En el programa 83 leo algo suyo. Escuchen si gustan o entren aquí:
Javier Mascaro Poesía.
Javier Mascaro en el Face.
 
 
77922245-28
 
La verdad 
no entiendo a espineta y a los redondos
No entiendo las aceitunas ni el roquefort
Nunca entiendo las poesías

Yo lo que entiendo es el sabor
la perspicacia
de mojar el pan en el tuco
o en el jugo de la ensalada 
y en el medio de esos placeres mirar para arriba y agradecerle a mi dios (que es una mujer gorda y canosa comiéndose un sanguche de salame en una banqueta) el buen gusto en la creación.
  
Cuando se voló el techo.
Mi casa era una casa común con paredes, piso y techo.
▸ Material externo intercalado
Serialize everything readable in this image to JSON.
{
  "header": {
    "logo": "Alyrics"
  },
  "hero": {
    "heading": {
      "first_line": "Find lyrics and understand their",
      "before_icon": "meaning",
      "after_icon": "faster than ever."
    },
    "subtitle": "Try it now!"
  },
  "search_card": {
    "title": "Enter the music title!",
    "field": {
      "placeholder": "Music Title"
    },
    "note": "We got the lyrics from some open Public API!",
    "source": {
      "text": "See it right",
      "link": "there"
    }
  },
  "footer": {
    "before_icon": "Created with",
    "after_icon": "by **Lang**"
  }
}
En un costado una cocina, y más o menos por atrás un baño. Mi familia era una familia común con hermanos, padres y perros. En un costado una mamá en una cocina y más o menos por atrás un papá en una tele.Mi hermana con un teléfono, mi hermano con un teclado, mamá con la cuchara y papá con el control remoto.Cada uno con sus cosas, cada cosa con su dueño, cada dueño con cada cosa, cada cosa en su horario. Nada se mezclaba con nada, ni nadie con nadie, ni mamá con el galpón, ni papá con el delantal, porque había cosas que hacer o porque hacer siempre se hizo igual. Pero un día se nos voló el techo, y se cortó la luz. Entonces vimos que arriba había unas estrellas hermosas. Y nos acostamos y las miramos y nos juntamos bien porque hacía frío. Y descubrimos como era cada uno. Y jugamos al dominó y al tuti fruti. Y cuando vino la luz ni la prendimos. Y cuando vino el techo no lo quisimos. (lo trajo un vecino) Y me parece que mi hermana escondió la tele en un cajón y mamá convirtió la computadora en una olla. Por eso con mi hermano hicimos un guiso, y papá lavó los platos. Y entonces se empezó a mezclar todo, y así todo desordenado nos dimos cuenta que todos éramos más lindos. Y a veces no encontrábamos las medias, ni los vasos, pero encontrábamos las caras con más dientes y las espaldas con más abrazos. Yo vi que mi papá tenía la parte de adelante de la cara, porque con la tele no se le veía. Y había un montón de canciones en el lavadero que nunca habíamos cantado. Agarramos primero las más aburridas y después las más bellas y las trajimos más cerca de la cama para cantar mirando las estrellas.